Wednesday, February 24, 2010

Lack of facilities keeps air cargo sector grounded

Mumbai: Lack of infrastructure continues to be a roadblock for the Indian air cargo market, slated by industry estimates to touch Rs 13,300 crore by 2011-12, a growth of 20 per cent.
Earlier this month, Air India had announced its decision to hive off its cargo business into a separate entity by April.
Kingfisher Airlines launched Kingfisher Xpress – a door-to-door cargo delivery service.
There were also reports of Jet Airways being in talks with a foreign logistics company to float a dedicated cargo service.
Yet, the sector struggles for proper cargo warehousing facilities and multi-modal links for local distribution.
Passenger airlines in the country, till recently, did not look at the cargo business seriously. The cargo division contributes only 5-10 per cent of their revenues. According to Ms Anita Khurana, Director, Air India's air cargo division, the country has only about 20 freighters.
Most cargoes are transported through the belly of aircraft.However, companies are now focusing more on this space, according to industry experts, as they are realising it has a good margin business.

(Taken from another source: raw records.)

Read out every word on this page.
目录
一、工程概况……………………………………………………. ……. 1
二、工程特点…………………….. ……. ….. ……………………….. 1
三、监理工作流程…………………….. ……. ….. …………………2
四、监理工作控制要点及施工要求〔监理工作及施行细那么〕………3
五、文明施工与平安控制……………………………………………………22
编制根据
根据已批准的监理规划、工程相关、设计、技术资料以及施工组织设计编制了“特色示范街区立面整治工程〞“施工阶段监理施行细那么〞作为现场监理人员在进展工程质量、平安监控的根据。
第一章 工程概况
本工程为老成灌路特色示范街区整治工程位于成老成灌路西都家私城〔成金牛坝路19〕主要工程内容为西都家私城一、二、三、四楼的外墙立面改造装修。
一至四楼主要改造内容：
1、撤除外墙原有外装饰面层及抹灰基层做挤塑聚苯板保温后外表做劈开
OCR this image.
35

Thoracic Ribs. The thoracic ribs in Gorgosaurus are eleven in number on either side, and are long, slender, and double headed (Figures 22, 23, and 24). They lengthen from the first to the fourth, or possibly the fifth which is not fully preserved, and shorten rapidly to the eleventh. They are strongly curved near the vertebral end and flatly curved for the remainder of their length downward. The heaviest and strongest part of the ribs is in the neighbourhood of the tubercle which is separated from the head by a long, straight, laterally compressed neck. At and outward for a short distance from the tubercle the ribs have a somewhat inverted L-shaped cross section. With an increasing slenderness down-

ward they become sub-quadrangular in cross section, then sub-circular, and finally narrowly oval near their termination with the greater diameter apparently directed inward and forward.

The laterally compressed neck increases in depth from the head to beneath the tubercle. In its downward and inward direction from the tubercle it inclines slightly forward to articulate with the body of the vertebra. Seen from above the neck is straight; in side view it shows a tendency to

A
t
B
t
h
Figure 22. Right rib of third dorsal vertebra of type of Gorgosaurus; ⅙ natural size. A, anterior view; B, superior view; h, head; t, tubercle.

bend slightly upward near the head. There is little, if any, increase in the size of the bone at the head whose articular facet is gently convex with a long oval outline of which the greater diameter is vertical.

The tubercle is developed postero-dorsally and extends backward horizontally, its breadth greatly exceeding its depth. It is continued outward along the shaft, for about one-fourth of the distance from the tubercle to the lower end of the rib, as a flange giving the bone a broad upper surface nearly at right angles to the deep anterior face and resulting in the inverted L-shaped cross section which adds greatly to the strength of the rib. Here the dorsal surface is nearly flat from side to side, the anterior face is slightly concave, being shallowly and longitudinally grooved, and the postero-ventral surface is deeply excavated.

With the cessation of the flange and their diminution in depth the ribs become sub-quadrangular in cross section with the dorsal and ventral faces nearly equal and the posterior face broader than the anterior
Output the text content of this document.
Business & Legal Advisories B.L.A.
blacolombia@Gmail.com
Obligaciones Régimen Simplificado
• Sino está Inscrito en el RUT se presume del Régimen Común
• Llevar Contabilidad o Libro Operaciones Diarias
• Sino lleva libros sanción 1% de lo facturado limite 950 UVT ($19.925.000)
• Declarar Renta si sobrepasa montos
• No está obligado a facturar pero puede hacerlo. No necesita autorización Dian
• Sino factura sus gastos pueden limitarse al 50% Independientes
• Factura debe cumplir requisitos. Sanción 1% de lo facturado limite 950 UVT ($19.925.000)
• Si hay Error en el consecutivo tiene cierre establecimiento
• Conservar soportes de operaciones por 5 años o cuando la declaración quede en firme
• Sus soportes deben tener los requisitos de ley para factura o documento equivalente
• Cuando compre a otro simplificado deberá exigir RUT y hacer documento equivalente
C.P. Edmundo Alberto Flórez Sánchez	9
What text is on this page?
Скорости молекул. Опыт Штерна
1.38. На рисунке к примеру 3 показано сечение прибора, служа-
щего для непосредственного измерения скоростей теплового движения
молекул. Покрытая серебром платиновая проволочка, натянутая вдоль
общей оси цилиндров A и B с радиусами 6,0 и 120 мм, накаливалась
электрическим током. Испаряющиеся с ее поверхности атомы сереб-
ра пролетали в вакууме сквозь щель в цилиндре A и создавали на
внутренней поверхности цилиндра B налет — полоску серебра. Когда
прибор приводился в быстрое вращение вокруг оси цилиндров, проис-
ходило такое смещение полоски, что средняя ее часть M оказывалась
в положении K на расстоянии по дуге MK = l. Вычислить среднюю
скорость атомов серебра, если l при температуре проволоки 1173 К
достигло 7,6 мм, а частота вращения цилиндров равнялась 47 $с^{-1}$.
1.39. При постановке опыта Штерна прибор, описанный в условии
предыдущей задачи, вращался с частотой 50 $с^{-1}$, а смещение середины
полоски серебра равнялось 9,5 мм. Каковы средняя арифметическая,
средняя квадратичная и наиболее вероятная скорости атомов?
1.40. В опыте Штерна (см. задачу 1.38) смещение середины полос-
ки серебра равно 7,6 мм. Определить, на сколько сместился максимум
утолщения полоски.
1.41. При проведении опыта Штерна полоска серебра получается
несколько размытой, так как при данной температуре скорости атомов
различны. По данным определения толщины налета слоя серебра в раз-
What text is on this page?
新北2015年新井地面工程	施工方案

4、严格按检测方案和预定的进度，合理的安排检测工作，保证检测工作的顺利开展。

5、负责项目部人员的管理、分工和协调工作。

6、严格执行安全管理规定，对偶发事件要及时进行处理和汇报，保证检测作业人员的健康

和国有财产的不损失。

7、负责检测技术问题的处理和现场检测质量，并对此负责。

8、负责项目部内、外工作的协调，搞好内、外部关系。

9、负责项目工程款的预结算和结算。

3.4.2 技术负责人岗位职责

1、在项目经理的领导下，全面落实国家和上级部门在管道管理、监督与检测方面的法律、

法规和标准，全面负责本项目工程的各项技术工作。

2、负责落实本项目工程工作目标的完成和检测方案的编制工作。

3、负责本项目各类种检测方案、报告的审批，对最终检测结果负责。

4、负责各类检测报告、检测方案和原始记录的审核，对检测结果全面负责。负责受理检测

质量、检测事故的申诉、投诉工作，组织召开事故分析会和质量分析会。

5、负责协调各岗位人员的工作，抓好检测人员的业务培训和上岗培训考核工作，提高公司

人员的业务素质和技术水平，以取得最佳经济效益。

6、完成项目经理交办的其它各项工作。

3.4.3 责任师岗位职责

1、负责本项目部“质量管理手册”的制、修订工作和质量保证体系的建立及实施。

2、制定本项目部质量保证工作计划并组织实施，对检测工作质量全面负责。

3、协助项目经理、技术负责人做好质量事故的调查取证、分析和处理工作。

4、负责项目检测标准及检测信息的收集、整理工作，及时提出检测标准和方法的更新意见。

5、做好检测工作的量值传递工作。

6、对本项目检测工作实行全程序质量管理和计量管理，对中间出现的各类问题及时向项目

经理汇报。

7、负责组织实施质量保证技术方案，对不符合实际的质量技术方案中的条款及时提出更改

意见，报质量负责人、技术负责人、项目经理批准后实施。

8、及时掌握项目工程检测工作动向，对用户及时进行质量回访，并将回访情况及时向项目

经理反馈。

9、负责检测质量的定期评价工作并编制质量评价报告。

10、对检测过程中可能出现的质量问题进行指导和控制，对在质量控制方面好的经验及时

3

In terms of capacity, experts say there is enough in the country.
There is sufficient aircraft belly capacity which if utilised efficiently can make good business opportunity for the airlines, said Mr Chethan Kambhi, Frost and Sullivan's Senior Research Analyst, Aerospace and Defence.
“The Indian air cargo industry is still in a gestation period. Entrants like Deccan 360 or players like Kingfisher are still trying to understand the real dynamics of the business,” said Mr Chethan Kambhi, Frost and Sullivan's Senior Research Analyst, Aerospace and Defence, adding it will take at least three to four years before it starts picking up.